A multi-dimensional modified deep learning framework for predicting potential creep-type landslides based on geological data
摘要
The early stages of large landslide evolution often leave detectable traces, and understanding the development process and deformation mechanisms during this creep phase is crucial for effective landslide prevention and control. However, due to the complexity and long duration of landslide formation, capturing the initial evolution of landslides at a low cost remains a significant challenge in current research. In this study, the Mogrifier algorithm is integrated into the Long Short-Term Memory (LSTM) framework, resulting in the M-LSTM algorithm. The Luoduzhai potential landslide was selected as the study area. Two algorithms were used to learn historical deformation data for predicting future deformation, and the superiority of the M-LSTM algorithm was verified through comparison with actual values and the RMSE index. M-LSTM overcomes the limitations of previous methods in which information interacted only within the gate. Using the Small Baseline Subset Interferometric Synthetic Aperture Radar (SBAS-InSAR) technology, nine years of accumulative deformation data are obtained for potential landslides. By combining this data with multi-dimensional matrices derived from various geological factors, we train the model to predict future deformation trends and mechanisms of potential landslides, thereby achieving a more precise understanding of their future evolution process.

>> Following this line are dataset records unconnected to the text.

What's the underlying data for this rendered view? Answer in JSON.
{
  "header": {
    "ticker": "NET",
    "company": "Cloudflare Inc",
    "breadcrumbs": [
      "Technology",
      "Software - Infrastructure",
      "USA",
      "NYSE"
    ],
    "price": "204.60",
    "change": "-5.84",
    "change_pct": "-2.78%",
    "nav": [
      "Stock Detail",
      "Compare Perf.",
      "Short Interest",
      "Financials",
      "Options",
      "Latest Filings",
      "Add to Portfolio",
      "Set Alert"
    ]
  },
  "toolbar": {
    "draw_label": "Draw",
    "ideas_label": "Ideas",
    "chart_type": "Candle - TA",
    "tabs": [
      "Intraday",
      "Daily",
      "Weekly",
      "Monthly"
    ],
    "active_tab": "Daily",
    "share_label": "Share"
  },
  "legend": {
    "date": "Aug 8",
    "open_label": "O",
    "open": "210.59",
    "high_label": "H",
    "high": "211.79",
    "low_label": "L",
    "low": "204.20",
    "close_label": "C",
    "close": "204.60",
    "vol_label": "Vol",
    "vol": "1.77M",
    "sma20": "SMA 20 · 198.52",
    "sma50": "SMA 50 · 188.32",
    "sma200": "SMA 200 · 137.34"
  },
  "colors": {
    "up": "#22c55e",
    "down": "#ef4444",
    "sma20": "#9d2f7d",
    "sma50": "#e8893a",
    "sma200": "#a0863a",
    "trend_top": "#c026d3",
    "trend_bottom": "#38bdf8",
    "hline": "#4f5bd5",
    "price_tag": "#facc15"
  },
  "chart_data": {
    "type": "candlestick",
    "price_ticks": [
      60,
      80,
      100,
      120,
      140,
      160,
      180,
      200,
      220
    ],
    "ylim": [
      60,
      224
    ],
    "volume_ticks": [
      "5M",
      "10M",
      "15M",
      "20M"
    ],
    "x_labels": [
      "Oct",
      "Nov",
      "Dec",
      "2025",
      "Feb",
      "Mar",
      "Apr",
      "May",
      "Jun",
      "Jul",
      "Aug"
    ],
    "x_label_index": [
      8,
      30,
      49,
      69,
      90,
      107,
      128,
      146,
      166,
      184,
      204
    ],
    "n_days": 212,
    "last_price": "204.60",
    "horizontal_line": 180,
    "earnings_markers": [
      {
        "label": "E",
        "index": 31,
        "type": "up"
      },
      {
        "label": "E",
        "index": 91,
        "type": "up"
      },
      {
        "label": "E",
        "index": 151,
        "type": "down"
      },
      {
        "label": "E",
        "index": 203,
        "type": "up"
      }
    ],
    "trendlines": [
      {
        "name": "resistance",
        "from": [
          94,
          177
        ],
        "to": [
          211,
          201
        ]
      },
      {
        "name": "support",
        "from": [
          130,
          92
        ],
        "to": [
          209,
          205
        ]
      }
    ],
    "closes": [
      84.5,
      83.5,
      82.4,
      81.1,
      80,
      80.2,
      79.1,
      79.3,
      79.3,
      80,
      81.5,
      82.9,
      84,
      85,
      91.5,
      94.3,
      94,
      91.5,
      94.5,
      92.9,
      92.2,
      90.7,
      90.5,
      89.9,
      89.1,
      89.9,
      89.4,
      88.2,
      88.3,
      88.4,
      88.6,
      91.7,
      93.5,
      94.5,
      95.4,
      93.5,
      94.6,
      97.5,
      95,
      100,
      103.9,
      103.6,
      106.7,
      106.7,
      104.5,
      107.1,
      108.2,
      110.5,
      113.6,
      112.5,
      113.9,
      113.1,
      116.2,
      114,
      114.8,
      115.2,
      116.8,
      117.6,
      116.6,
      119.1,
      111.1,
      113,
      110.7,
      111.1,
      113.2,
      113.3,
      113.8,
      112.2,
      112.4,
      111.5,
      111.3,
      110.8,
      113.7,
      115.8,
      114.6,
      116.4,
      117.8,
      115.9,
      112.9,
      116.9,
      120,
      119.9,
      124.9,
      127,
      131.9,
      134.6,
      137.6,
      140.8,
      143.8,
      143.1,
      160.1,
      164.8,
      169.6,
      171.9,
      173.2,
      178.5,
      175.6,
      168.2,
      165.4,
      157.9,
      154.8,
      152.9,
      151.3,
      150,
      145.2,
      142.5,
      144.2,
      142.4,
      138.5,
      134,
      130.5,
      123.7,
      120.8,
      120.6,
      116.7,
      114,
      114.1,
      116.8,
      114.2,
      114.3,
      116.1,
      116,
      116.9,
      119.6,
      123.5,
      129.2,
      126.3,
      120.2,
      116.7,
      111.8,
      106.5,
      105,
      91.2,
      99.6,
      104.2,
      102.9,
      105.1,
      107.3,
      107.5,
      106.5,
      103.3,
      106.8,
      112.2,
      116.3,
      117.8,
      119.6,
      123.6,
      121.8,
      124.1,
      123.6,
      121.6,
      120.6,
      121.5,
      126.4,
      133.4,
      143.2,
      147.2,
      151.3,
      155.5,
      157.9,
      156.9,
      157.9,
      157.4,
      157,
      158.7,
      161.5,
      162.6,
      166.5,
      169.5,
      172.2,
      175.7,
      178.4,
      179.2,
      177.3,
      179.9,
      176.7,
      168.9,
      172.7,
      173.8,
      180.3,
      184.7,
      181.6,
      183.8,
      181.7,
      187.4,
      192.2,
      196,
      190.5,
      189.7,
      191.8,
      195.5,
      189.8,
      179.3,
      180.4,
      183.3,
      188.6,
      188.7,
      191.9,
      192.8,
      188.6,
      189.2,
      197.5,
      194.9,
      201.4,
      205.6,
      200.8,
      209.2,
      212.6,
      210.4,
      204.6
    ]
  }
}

Comparative results show that the improved M-LSTM algorithm significantly outperforms LSTM, with 79.18% of deformation point errors within 10 mm for M-LSTM while LSTM is 75.55%. Combined with field investigations, Luoduzhai potential landslide were analyzed to be a push-type landslide. Its failure mode involves the upper part driving the lower part, ultimately leading to an overall slide. The evolutionary trend indicates stability around the slope edges and continuous deformation within the slope body. These findings provide valuable guidance for future landslide disaster prevention and mitigation efforts.